Zero Trust Webhook Security - AWS Lambda example
Zero trust webhook security provides strong identity, authentication, authorization, least privileged access and micro-segmentation. By locking down layer 3, you eliminate the grind of IP address, ACL and firewall management. In this example, with a couple of lines of code, a AWS Lambda webhook is consumed by an app server, without the app server being reachable from the networks:
The Challenge of Securing API Networking
APIs historically lived in private data centers, and were relatively limited in volume and scale. Now, two waves have converged to reshape this topology:
- Microservices. The transition from monolithic apps to microservice architectures multiplied API networking. APIs are now about 80% of Internet traffic, with 200% type annual growth rates.
- Hybrid and multi-cloud. Over 80% of enterprises are hybrid cloud, and almost 90% expect to be using at least two clouds by 2023. One key result is distributed APIs.
This has been great for business velocity. However, we now have an unprecedented amount of API networking across distributed sites, making secure networking very difficult. For example, Gartner stated that API attacks will become the most frequent attack vector for enterprise web apps in 2022.
The key challenge is to better secure this new topology of massively distributed APIs, while still retaining the business velocity we need.
NetFoundry Zero Trust API Security Helps Respond To This New Challenge
Historically, API security focused on user identification, authentication and authorization techniques, e.g. claims-based authentication and authorization.
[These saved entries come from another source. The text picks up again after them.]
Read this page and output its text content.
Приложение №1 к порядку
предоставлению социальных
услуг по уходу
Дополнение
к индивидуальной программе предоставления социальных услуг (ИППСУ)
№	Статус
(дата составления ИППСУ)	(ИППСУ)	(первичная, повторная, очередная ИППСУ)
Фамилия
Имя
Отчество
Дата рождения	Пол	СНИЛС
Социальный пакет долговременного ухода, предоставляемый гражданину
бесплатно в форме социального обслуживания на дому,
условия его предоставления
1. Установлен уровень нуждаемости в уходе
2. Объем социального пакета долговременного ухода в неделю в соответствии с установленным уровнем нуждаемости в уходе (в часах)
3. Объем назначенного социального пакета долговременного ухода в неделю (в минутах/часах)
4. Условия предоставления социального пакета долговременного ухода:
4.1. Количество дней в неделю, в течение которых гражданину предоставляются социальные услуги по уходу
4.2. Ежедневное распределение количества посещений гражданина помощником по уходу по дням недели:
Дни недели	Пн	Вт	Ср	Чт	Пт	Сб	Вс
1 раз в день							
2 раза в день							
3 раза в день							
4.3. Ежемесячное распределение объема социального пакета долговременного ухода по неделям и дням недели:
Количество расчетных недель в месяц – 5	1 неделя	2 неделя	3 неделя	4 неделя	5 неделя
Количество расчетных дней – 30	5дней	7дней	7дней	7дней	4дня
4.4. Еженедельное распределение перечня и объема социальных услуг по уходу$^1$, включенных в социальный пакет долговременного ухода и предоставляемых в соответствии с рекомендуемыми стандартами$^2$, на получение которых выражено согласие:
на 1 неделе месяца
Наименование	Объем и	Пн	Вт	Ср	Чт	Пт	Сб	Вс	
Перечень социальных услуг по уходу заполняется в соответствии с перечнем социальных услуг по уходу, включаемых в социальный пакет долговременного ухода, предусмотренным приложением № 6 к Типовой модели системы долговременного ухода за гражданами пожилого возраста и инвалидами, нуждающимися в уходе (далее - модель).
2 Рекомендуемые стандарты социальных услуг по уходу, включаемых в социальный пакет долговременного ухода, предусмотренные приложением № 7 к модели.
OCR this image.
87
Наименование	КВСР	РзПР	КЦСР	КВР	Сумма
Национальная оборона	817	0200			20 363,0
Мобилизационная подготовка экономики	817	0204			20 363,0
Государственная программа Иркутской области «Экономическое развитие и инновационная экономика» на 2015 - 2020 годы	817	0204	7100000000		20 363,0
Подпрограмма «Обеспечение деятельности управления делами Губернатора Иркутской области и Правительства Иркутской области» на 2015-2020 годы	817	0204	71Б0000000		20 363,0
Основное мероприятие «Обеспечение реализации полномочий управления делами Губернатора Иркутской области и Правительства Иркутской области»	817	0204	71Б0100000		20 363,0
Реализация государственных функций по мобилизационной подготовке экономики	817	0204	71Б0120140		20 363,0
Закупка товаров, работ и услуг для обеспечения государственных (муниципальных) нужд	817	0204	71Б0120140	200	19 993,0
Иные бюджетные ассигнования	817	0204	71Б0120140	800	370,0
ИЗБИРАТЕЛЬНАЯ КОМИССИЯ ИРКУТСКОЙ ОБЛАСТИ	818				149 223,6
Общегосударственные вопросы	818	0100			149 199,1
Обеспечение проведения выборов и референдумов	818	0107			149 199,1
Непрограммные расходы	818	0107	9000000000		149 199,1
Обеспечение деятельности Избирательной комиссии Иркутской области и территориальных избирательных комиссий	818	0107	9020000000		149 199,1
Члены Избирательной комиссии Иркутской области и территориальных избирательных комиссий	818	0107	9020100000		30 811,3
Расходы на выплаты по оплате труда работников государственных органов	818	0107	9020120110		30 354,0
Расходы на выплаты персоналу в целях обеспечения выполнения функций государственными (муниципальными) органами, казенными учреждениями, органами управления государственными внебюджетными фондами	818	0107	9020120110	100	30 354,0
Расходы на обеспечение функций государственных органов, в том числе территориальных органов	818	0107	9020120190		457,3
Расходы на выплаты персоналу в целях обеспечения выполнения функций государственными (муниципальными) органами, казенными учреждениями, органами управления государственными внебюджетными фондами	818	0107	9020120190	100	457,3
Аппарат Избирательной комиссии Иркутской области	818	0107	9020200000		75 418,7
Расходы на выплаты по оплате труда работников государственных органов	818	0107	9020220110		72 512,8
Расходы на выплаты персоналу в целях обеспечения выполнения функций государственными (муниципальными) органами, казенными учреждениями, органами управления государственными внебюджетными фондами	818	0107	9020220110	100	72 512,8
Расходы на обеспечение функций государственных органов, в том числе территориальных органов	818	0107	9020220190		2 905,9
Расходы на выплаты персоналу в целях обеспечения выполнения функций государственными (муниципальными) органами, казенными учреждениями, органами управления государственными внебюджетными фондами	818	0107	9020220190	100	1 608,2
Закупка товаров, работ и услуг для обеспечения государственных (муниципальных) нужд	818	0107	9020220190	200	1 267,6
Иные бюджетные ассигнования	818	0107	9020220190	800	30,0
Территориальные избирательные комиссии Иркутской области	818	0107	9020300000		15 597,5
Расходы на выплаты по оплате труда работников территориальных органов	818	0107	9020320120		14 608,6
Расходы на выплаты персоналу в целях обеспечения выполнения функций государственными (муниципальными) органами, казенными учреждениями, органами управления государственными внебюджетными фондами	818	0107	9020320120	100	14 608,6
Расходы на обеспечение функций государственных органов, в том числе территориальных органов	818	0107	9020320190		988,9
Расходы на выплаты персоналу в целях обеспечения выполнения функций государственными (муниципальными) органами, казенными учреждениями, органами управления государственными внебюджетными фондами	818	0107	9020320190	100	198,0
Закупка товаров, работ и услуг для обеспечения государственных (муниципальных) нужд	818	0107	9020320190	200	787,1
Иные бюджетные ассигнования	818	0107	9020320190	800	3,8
That happens at layer 7 - *after* packets arrive at your API perimeter element.
NetFoundry uniquely helps you applies the claims-based approach to layer 3 to block unauthorized sessions *before* they can get to your network.
This means your API is no longer exposed to the network. API clients identify, authenticate and authorize before they are given network access to your (now private) API endpoint. This new approach helps with all 10 of the OWASP top 10 API security risks, because it makes it much more difficult for attackers to get to your API endpoint in the first place (even if there are vulnerabilities further downstream that the attackers could exploit if they had layer 3 access).
“Attacks abusing programming APIs grew over 600% in 2021... More specifically, Salt Security reports a growth of 681% of API attack traffic in 2021, while the overall API traffic increased by 321%.”